I get the overwhelming feeling that Greg Cicio has swiped chunks of conspiracy theory from the far right wing, and grafted it into what he feels is an apt allegory for understanding that a war between the fallen angels and God is currently being waged. He also finds an airport terminal to be an apt metaphor for life. He doesn't have any use for descriptive language, unfortunately. I wanted to know what things looked like. I wanted to know what color something was as I was reading ... anything. Any color. The colors black and red are both mentioned at one point that I recall, but that was it.

The hero of the story, one Michael Sinclair, is resoundingly dull, a dim-witted hormone-driven useful idiot sent drifting about through the plot.
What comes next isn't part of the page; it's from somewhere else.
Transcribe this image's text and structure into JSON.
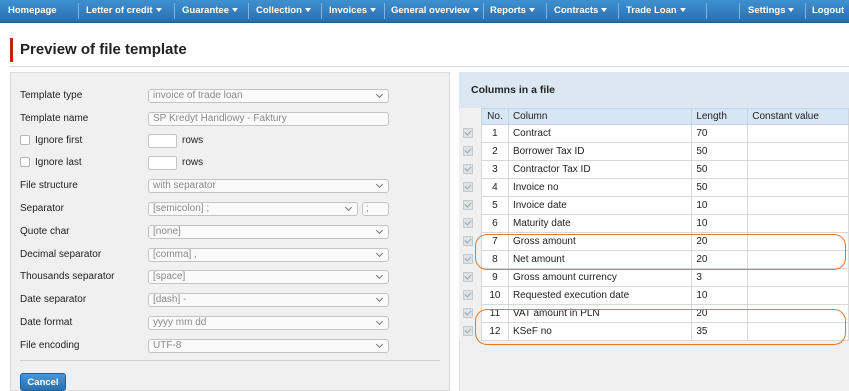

There aren't any guts to the story, no wild accusations directed at people in power like in other conspiracy novels, just thinly disguised evangelical Christianity masquerading as fiction.

Not that I find gnostic Christianity uninteresting. I did finish this book. I found that it does reach a genuinely exciting climax near the end, and the writing as a whole improves during the expository segments of the book. Perhaps this is because those sections which would have been dreadfully dull in any other book are here a fresh and welcome respite from the appalling dialogue. It was as if Mr. Cicio finds empathy a difficult and tedious process, avoiding it completely when constructing interaction between characters. Each character spoke in exactly the same manner, the same phrases, the same poor choice of concrete language.

Very little is ever directly said. Mr. Cicio seems to have selected from a random list of synonyms those words which have a meaning similar in function to the word "said." Thus we have one character scream, shout, and suggest all within the span of the first few paragraphs of chapter five. The inventive reimagined definition of the term "almost" would be equally annoying, but by the time I'd reached chapter eleven where I encountered "I could almost hear Liz as she responded, 'That's because black is not a color...'" I had become somewhat numbed to what the words I was reading actually meant.

By the time I reached the somewhat expected and predictable conclusion, I found myself exhausted, bored, and grateful that I have read so many other great books dealing with this elaborate and convoluted history as to be able to appreciate those sections in The Seed of the Dogwood Tree that actually were interesting. I would highly recommend Foucault's Pendulum by Umberto Eco, or any of Philip K. Dick's later novels such as Radio Free Albemuth in place of this particular piece of work.